Ad esempio, il linguaggio parlato consiste di distinti elementi uditivi adoperati per


rappresentare concetti simbolici (parole) e disposti in un ordine che precisa ulteriormente il
loro significato.

I simboli possiedono un forte carattere intersoggettivo, in quanto sono condivisi da un gruppo


sociale o da una comunità culturale, politica, religiosa.

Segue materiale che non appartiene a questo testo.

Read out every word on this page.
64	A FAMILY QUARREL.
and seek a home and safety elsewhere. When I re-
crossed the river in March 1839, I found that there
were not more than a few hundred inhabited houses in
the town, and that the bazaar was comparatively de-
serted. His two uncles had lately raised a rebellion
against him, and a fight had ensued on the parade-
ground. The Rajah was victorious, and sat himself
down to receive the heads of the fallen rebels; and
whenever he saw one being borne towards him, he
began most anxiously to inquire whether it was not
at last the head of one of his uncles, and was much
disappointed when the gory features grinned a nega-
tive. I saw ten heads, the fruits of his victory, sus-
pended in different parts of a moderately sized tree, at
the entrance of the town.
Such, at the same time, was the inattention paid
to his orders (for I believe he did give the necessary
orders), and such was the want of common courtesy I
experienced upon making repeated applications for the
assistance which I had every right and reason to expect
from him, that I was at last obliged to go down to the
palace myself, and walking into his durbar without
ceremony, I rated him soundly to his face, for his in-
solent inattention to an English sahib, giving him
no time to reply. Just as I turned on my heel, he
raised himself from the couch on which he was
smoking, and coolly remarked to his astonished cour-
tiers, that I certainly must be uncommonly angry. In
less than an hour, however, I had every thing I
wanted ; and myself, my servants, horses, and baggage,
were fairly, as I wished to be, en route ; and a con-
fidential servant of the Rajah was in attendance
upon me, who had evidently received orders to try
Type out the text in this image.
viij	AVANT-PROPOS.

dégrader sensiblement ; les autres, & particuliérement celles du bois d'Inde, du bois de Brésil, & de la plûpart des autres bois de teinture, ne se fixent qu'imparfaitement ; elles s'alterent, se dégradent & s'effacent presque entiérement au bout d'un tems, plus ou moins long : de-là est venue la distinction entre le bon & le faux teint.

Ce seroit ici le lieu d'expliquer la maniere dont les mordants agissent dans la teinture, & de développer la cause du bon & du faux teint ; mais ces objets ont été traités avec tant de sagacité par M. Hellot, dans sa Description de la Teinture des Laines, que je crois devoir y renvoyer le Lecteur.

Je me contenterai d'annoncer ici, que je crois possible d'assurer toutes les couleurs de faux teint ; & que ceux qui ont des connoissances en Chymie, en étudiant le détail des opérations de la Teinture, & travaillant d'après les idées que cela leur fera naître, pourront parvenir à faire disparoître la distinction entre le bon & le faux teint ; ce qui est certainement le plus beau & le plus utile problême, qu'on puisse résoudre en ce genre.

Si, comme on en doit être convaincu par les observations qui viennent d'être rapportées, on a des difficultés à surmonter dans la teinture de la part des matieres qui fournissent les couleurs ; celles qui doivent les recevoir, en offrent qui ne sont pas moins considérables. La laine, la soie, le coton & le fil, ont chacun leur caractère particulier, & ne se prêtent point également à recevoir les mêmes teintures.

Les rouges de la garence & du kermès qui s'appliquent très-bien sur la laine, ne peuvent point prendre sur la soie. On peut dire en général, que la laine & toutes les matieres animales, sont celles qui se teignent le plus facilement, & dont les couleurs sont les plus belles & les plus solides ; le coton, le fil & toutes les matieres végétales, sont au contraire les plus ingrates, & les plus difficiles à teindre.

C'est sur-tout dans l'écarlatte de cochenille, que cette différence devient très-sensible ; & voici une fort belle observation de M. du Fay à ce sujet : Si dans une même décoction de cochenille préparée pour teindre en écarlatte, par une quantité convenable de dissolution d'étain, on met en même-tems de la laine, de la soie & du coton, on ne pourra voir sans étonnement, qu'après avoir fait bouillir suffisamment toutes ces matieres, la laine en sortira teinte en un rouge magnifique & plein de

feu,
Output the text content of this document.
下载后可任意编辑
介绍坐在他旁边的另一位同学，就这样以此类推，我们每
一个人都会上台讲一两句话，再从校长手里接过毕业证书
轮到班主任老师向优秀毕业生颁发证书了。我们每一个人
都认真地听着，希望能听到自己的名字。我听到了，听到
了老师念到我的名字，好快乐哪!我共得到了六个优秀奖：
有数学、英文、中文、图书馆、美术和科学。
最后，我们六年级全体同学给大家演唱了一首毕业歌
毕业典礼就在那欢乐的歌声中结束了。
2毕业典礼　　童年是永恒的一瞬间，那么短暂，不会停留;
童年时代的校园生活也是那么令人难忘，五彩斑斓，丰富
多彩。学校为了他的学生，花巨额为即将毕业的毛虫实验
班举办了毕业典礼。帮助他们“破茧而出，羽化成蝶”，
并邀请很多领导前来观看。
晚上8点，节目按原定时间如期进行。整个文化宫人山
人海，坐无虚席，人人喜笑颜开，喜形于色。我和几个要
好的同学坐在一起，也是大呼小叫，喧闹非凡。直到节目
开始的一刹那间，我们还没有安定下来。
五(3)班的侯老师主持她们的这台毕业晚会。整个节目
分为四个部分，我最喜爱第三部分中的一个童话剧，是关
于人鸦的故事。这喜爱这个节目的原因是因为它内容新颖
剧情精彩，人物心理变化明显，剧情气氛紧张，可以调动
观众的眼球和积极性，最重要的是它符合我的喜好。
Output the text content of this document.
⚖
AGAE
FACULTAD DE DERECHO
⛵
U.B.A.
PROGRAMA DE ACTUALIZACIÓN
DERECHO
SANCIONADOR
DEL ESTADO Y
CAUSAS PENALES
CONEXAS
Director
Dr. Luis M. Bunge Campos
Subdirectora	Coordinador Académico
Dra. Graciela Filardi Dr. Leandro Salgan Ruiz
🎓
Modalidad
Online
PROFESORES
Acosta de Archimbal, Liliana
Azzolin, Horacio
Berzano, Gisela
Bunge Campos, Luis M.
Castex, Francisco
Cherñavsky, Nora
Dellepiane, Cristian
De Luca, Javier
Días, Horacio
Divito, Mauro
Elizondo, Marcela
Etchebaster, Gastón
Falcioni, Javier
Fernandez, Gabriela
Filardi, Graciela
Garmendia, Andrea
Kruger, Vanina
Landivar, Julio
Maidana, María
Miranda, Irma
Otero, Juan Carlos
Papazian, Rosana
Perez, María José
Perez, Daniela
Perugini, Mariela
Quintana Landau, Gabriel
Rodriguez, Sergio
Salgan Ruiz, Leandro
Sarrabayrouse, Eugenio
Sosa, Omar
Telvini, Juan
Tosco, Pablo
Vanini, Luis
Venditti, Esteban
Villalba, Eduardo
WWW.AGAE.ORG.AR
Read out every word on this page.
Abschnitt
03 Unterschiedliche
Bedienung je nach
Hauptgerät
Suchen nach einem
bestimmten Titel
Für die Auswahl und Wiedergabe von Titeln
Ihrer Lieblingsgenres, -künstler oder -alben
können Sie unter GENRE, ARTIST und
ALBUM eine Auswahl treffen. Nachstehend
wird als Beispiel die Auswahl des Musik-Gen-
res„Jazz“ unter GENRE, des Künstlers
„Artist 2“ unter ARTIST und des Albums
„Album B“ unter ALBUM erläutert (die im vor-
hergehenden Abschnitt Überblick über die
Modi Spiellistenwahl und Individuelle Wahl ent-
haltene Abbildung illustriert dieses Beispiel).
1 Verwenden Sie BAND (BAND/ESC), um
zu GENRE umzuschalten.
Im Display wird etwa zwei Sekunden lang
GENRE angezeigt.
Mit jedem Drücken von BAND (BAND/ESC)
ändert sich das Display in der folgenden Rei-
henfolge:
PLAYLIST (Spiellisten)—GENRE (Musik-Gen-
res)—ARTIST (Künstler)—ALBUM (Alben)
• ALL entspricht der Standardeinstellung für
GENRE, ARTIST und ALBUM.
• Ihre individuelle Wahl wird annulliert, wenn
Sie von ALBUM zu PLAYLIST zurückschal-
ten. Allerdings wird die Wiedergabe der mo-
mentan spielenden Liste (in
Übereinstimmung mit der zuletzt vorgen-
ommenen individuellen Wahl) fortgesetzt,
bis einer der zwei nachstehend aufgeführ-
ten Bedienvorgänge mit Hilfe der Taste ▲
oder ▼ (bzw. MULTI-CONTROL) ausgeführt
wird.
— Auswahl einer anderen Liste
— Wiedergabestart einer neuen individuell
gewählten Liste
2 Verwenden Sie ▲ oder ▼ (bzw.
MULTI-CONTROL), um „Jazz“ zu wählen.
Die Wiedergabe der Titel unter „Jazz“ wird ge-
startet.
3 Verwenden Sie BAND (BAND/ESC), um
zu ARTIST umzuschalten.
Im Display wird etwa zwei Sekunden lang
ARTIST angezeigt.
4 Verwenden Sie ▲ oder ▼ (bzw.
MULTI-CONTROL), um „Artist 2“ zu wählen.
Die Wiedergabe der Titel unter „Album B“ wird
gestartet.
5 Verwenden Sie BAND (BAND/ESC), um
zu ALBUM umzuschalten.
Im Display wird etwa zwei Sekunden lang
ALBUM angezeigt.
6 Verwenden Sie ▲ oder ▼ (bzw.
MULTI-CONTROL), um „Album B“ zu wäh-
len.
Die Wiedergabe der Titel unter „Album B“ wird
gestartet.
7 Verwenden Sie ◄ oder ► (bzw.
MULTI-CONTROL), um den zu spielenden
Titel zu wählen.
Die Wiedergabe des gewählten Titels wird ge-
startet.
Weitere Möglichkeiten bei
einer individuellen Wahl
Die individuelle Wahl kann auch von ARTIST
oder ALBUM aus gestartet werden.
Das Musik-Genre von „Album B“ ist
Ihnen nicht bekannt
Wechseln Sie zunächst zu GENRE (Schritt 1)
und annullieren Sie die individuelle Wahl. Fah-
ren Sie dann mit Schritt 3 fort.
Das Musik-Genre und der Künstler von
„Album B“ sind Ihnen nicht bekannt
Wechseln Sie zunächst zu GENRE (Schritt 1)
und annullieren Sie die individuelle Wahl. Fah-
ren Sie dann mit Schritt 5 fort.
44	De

Se, come sostiene René Alleau una società senza simboli non può evitare di cadere al livello delle
società infraumane, poiché la funzione simbolica è un modo di stabilire una relazione tra il
sensibile e il sovrasensibile, sulla interpretazione dei simboli e sul loro impiego da sempre gli
uomini sono divisi. Tale atteggiamento è spesso dovuto al fatto che spesso l'uomo tenta di
trovare un significato ad un simbolo anche se questo non ne ha; può evocare e focalizzare,
riunire e concentrare, in modo analogicamente polivalente, una molteplicità di sensi che non si
riducono a un unico significato e neppure ad alcuni significati soltanto. All'interno del medesimo
simbolo vi sono evocazioni simboliche molteplici e gerarchicamente sovrapposte che non si
escludono reciprocamente, ma sono anzi concordanti tra loro, perché in realtà esprimono le
applicazioni di uno stesso principio a ordini diversi, ed in tal modo si completano e si
corroborano, integrandosi nell'armonia della sintesi totale. Questo che rende il simbolismo un
linguaggio meno limitato del linguaggio comune ed adatto per l'espressione e la comunicazione
di certe verità, facendone il linguaggio iniziatico per eccellenza ed il veicolo indispensabile di
ogni insegnamento tradizionale.

A questo punto vale la necessità di stabilire che il simbolo è diverso dall'allegoria che si esprime
preferibilmente tramite il linguaggio mentre il simbolo contiene di per sé quello che vuole
significare.

Un simbolo è qualcosa di più concreto, statico, assoluto rispetto all'allegoria. Per esempio,
un'aquila può essere simbolo di regalità, di forza, ecc. Anche un'aquila in volo o in un'altra
azione generica spesso ha valenza di simbolo, indipendente dal contesto entro il quale viene
posta. Quando invece il contesto è basilare nell'interpretazione si parla di allegoria; un'aquila
che, all'interno di una narrazione, scenda dal cielo e faccia una serie di azioni significative può
rappresentare un'immagine più complessa (ad esempio simboleggiava il Sacro Romano Impero
e in base alle azioni che può compiere nello specifico si può estrapolare una situazione politica
specifica). Spesso l'allegoria, nella sua complessità maggiore, ha un'interpretazione "soggettiva",
cioè legata al tipo di lettura che se ne fa. Il legame tra oggetto significato e immagine significante
nell'allegoria è arbitrario e intenzionale, a differenza del simbolo in cui è piuttosto
convenzionale; nell'allegoria non può essere decodificato in maniera intuitiva e immediata, ma
necessita di un'elaborazione intellettuale. L'allegoria è comunque sempre "relativa" (al
contrario di "assoluta"), ovvero è suscettibile di una discussione critica nella fase di
interpretazione.

Il simbolo quindi con un significato immediato contenuto al suo interno si può dire abbia una
valenza metafisica nascosta espressa da un intimo rapporto tra la raffigurazione sensibile
espressa nel simbolo e la sua valenza ideale.